May 18, 1944 – the beginning of the deportation of Crimean Tatars and other peoples of Crimea.
The deportation of Crimean Tatars – forced eviction of the Crimean Tatar people outside the Crimean Autonomous Republic, carried out on May 18-20, 1944.
Explained by Soviet authorities as the punishment for “collaboration” of Crimean Tatar.
According to the resolution of the State Committee for Defense of the USSR of May 11, 1944, the entire Crimean Tatar population of Crimea was subject to deportation to special settlements. Due to the official data 183,155 people were evicted from their homes in a few days. Most were deported to Uzbekistan. Smaller groups to Kazakhstan, Tajikistan, the Mari Autonomous Republic, the Urals and the Kostroma region. Between 1944 and 1945, 15–25% of deportees died of famine and disease (according to official data) and up to 46%, according to Crimean Tatar activists. Mass return to the homeland became possible only after 1989.
In 2015, as part of the exhibition “Tragedies of the XX century. There is no somebody else’s pain”, the first permanent exhibition in Ukraine dedicated to the deportation of Crimean Tatars and other peoples of Crimea was opened at the Museum “Jewish Memory and Holocaust in Ukraine”. The most valuable exhibits of this exhibition are photos and documents of the deported family. Adzhymiek Kurdaieva was born in the village of Korbek, Alushta district in 1906. Worked as a nurse. On June 29, 1941, she was mobilized as a medical worker. Her daughter, Aliie Ablaieva, who was 9 years old, stayed with her aunt. Adzhymiek Kurdaieva worked as an operating room nurse at a frontline hospital. In the fall, it was completely destroyed by Nazi troops bombing. The survivors, including Adzhymiek, were surrounded. She was rescued by locals who helped to find civilian clothes. She survived the Nazi occupation with her daughter in Simferopol. Adzhymiek older brother, Mustafa Kurdaiev, was shot by the Nazis for participating in the guerrilla movement.
On May 18, 1944, Adzhymiek Kurdaieva, same as all Crimean Tatars, was deported from the Crimea. At first came to Staraya Lyalya city at Ural. She worked in rafting, later managed to get a job in her specialty. Other Adzhymiek relatives were deported to various places of exile and had no information about each other's.
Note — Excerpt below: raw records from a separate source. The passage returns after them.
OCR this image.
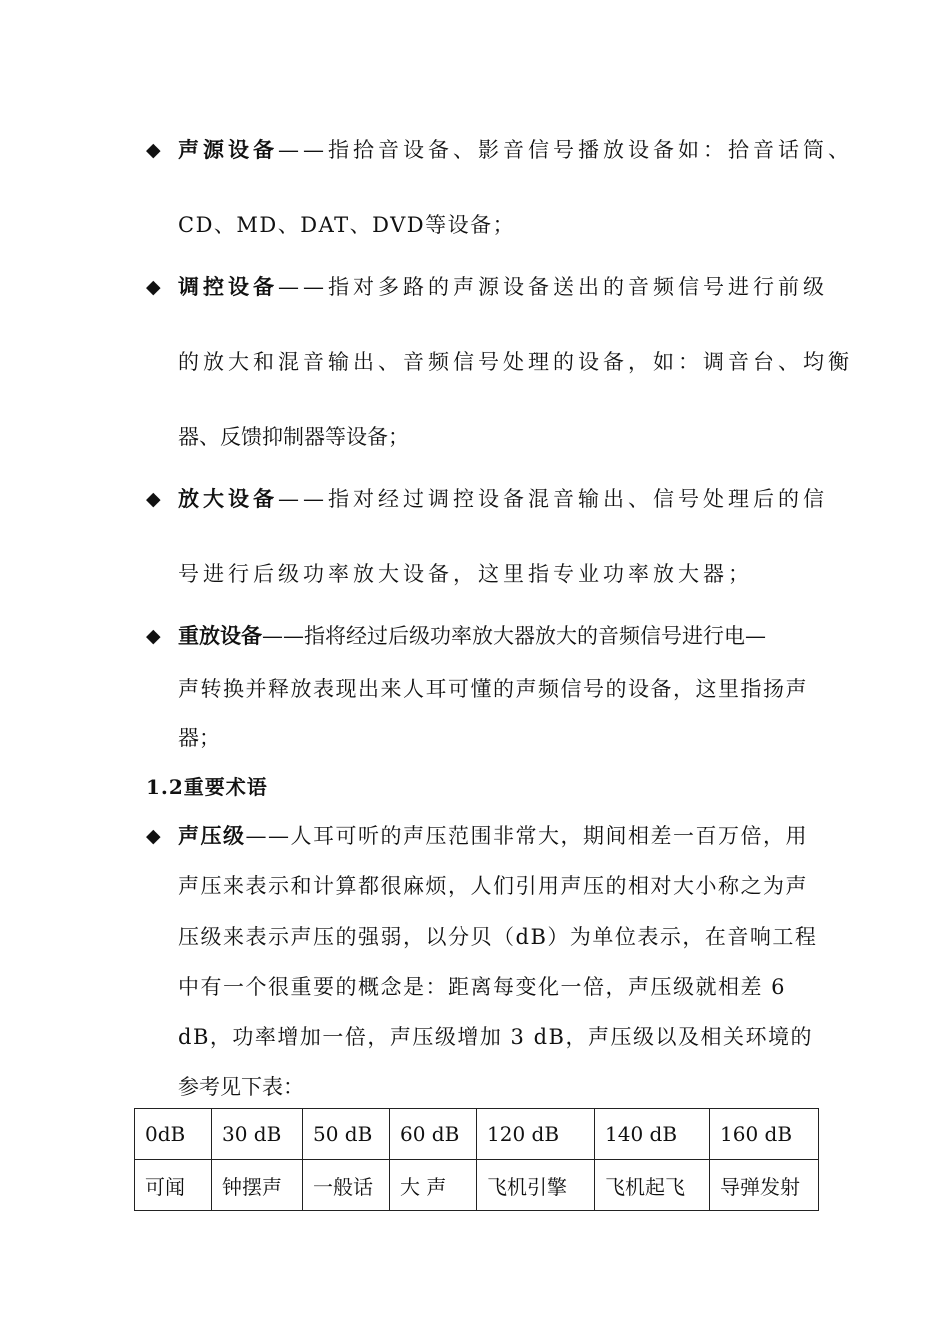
◆ 声源设备——指拾音设备、影音信号播放设备如：拾音话筒、
CD、MD、DAT、DVD等设备；
◆ 调控设备——指对多路的声源设备送出的音频信号进行前级
的放大和混音输出、音频信号处理的设备，如：调音台、均衡
器、反馈抑制器等设备；
◆ 放大设备——指对经过调控设备混音输出、信号处理后的信
号进行后级功率放大设备，这里指专业功率放大器；
◆ 重放设备——指将经过后级功率放大器放大的音频信号进行电—
声转换并释放表现出来人耳可懂的声频信号的设备，这里指扬声
器；
1.2重要术语
◆ 声压级——人耳可听的声压范围非常大，期间相差一百万倍，用
声压来表示和计算都很麻烦，人们引用声压的相对大小称之为声
压级来表示声压的强弱，以分贝（dB）为单位表示，在音响工程
中有一个很重要的概念是：距离每变化一倍，声压级就相差 6
dB，功率增加一倍，声压级增加 3 dB，声压级以及相关环境的
参考见下表：
0dB	30 dB	50 dB	60 dB	120 dB	140 dB	160 dB
可闻	钟摆声	一般话	大 声	飞机引擎	飞机起飞	导弹发射
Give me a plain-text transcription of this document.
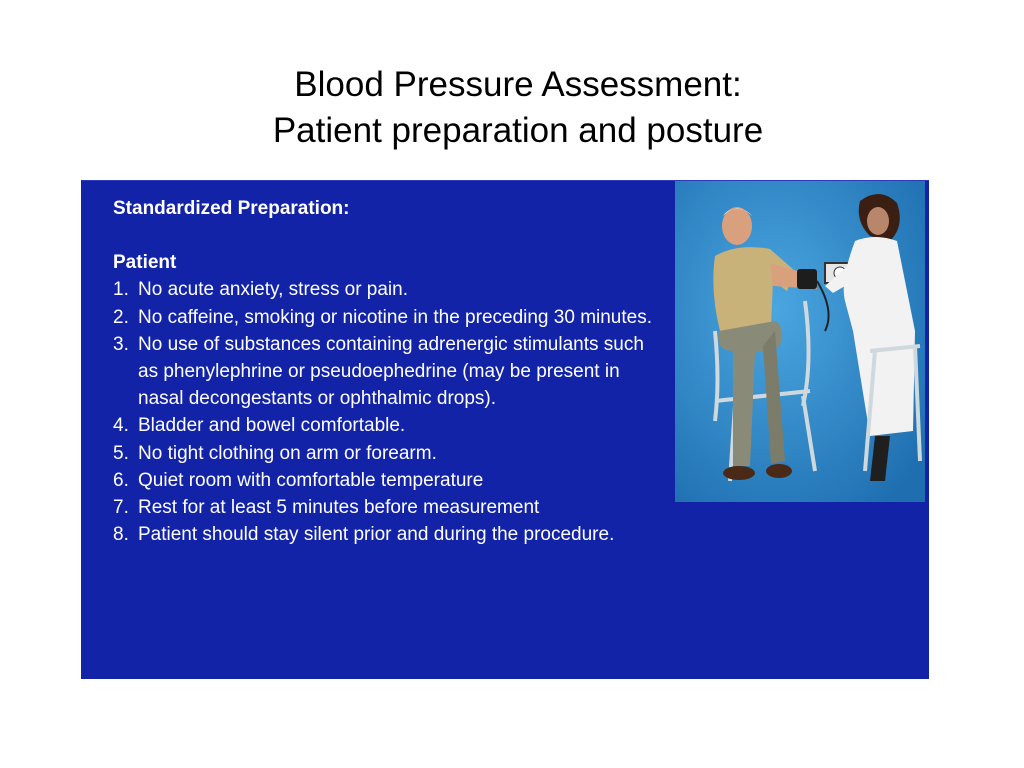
Blood Pressure Assessment:
Patient preparation and posture
Standardized Preparation:
Patient
1. No acute anxiety, stress or pain.
2. No caffeine, smoking or nicotine in the preceding 30 minutes.
3. No use of substances containing adrenergic stimulants such as phenylephrine or pseudoephedrine (may be present in nasal decongestants or ophthalmic drops).
4. Bladder and bowel comfortable.
5. No tight clothing on arm or forearm.
6. Quiet room with comfortable temperature
7. Rest for at least 5 minutes before measurement
8. Patient should stay silent prior and during the procedure.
Only by the end of 1940s, almost all members of the large family were able to reunite in the Uzbek SSR. This became possible thanks to the efforts of Kurdaieva’s nephew, who after World War was II demobilized and returned to Simferopol, but did not find any relatives there. According to his numerous inquiries and statements, it was possible to find and gather relatives in Uzbekistan. Adzhymiek Kurdaieva with his daughter devoted their lives to medicine. They returned to the Crimea in the early 1990s.